Edepsiz insan olmaz. Edepsiz insan, iyi insan değildir.

Önemli olan bir husus da, çocukta edep ve haya duygusunun geliştirilmesidir.

Mikrobik hastalıklardan çocuklarımızı korumazsak, üzülürüz. Manevi hastalıklardan da çocuklarımızı korumazsak üzülürüz.

Yetkililer “Aşı zamanını aman geçirmeyin” diyorlar. Hemşireler, ev ev dolaşıp aşı yapıyor. Ya manevi aşılar... Hani nerede? Yapılmayınca neler olur, neler...

Aşı niçin yapılıyor? Hastalıklardan korunmak için. Hani ahlaksızlıklardan korunmak için aşı? Küfürden korunmak için aşı?

Peygamberimiz: “Çocuklarınıza hoş muamele edin, onların edeplerini güzelleştirin” diyor. Biz terbiye ediyor, utanma duygularını geliştiriyor muyuz? Giyecekleri kıyafetler konusunda özen gösteriyor muyuz? Yoksa iç çamaşırlarını gösteren, çırılçıplak mı giydiriyoruz. Kısacık bir şort giymesine müsaade mi ediyoruz? Veya “Kızım Allah, açık saçık giyinenleri sevmez” mi diyoruz.

Açık saçık giyinen çocukta haya duygusu ölür, gelişmez. Açıklık, etrafa şehvet kokusu yayar. Korumadığımız için taciz edilir, saldırıya uğrar, kaçırılır.

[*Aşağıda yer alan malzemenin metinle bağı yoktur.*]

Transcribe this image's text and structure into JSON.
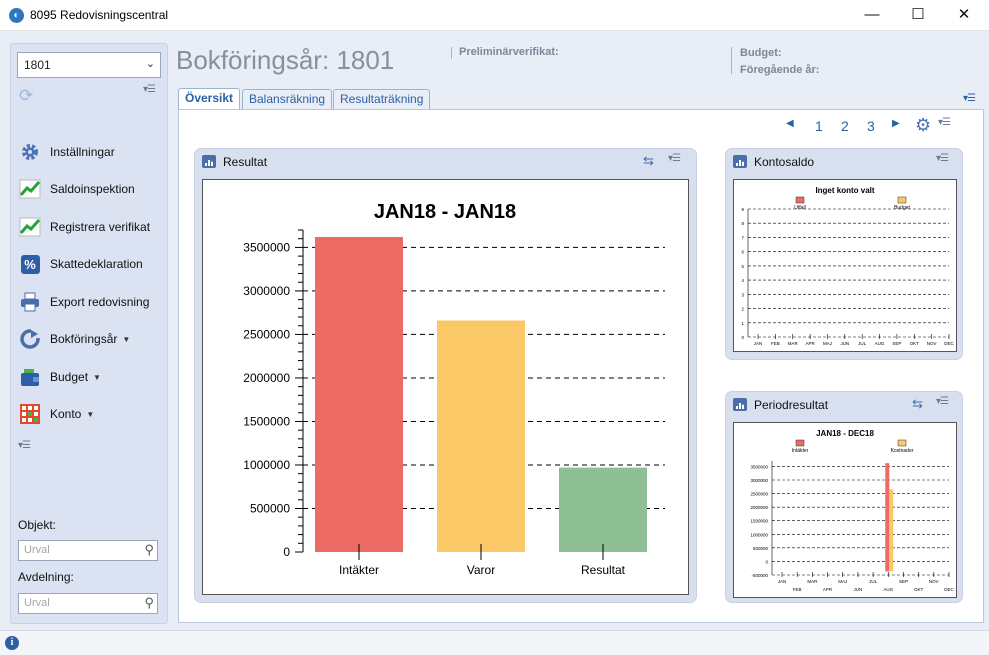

Allah korusun, sonu ne kadar kötü olur.

Açıklıkta tahrik vardır, teşvik vardır. İlgi uyandırır.

Bilhassa sıcak havalarda çocuğumuza edeple giyinmesini öğretmeliyiz.

- “Çok sıcak!” derse ona:

- Cehennem daha sıcak yavrum! demeliyiz. Peygamber (as):

- “Haya imandandır”, “Haya hayır getirir”, “Utanmıyorsan dilediğini yap” demiş, yavrum de bakalım, ne olacak...

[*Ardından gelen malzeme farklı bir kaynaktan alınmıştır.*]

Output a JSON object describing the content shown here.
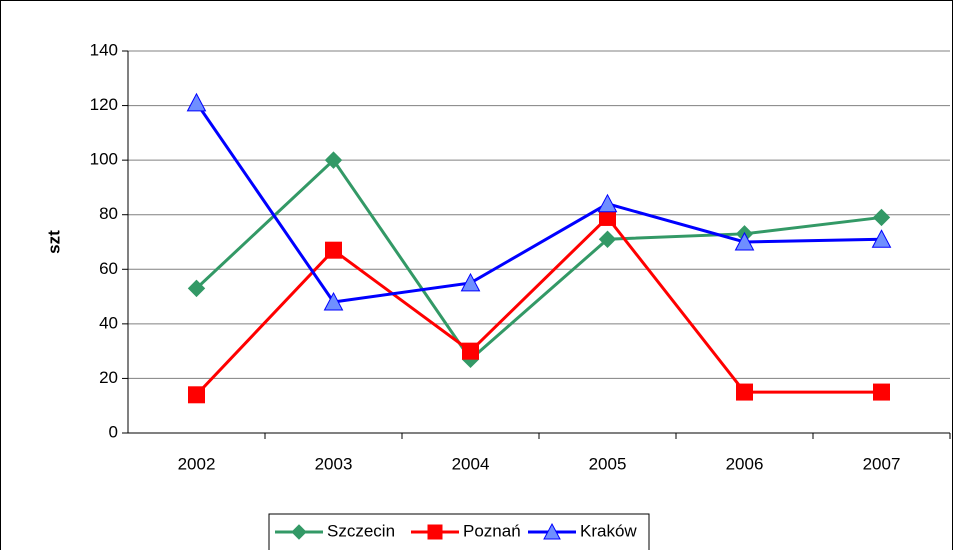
{
  "chart_data": {
    "type": "line",
    "y_label": "szt",
    "categories": [
      "2002",
      "2003",
      "2004",
      "2005",
      "2006",
      "2007"
    ],
    "series": [
      {
        "name": "Szczecin",
        "color": "#339966",
        "marker": "diamond",
        "values": [
          53,
          100,
          27,
          71,
          73,
          79
        ]
      },
      {
        "name": "Poznań",
        "color": "#ff0000",
        "marker": "square",
        "values": [
          14,
          67,
          30,
          79,
          15,
          15
        ]
      },
      {
        "name": "Kraków",
        "color": "#0000ff",
        "marker": "triangle",
        "values": [
          121,
          48,
          55,
          84,
          70,
          71
        ]
      }
    ],
    "ylim": [
      0,
      140
    ],
    "yticks": [
      0,
      20,
      40,
      60,
      80,
      100,
      120,
      140
    ],
    "grid": true,
    "legend": "bottom"
  }
}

Aç Kur’an-ı oku,okut bakalım, ne diyecek...

Kızım alttan açık göbek üstten açık göbek meydanda. Sen böyle giyinmekten utanmayacak mısın? De bakalım ne cevap verecek.

Yakışıksız elbise isterken, o sana göre değil, o sana yakışmaz de bakalım, onu nasıl bulacaksın?...

Biz vazifemizi yapmıyoruz. Hesabımızı nasıl veririz bilmem.

Son yıllarda suç işleme yaşı çok düştü. Edep ve utanmanın olmaması, küçük yaştaki çocukların kaçırılması, taciz ve tecavüze uğramasına neden olmaktadır.

Ağaçlar budanırsa daha verimli oluyor. Bakarsan bağ oluyor, bakmazsan dağ oluyor. İnsan da ilgiye, bakıma muhtaç. İnsan eğitimli doğmuyor, eğitimle, terbiye ile yetişiyor. Sonra insan, terbiyeye ihtiyacı olan ve kabul eden bir varlıktır.

İnsan terbiye ile olgunlaşır, terbiye ile faydalı hale gelir, terbiye ile namuslu insan haline gelir.

İnsan eğitilmeyecek olursa, hayvan seviyesinde kalacaktır. Hayvanları bile utandıracak hale gelecektir. Utanmadığı içi her istediğini, her aklına geleni yapacaktır. Cinselliği ön plana alacak ve şehvetten şaşı olacaktır.

İslam peygamberi: “Utanmıyorsan dilediğini yap” demiştir.

Yusuf Has Hacip, Kutadgu Bilig adlı eserinde şöyle der: “Ey baba olan, çocuğunu sıkı terbiye et; arkadan gelenler sana gülmesinler. Çocuklara fazilet ve bilgi öğret ki, onlar iyi ve güzel yetişsinler.”

Çocuk, kendiliğinden yetişmez. Yetiştirilir, emek verilirse yetişir.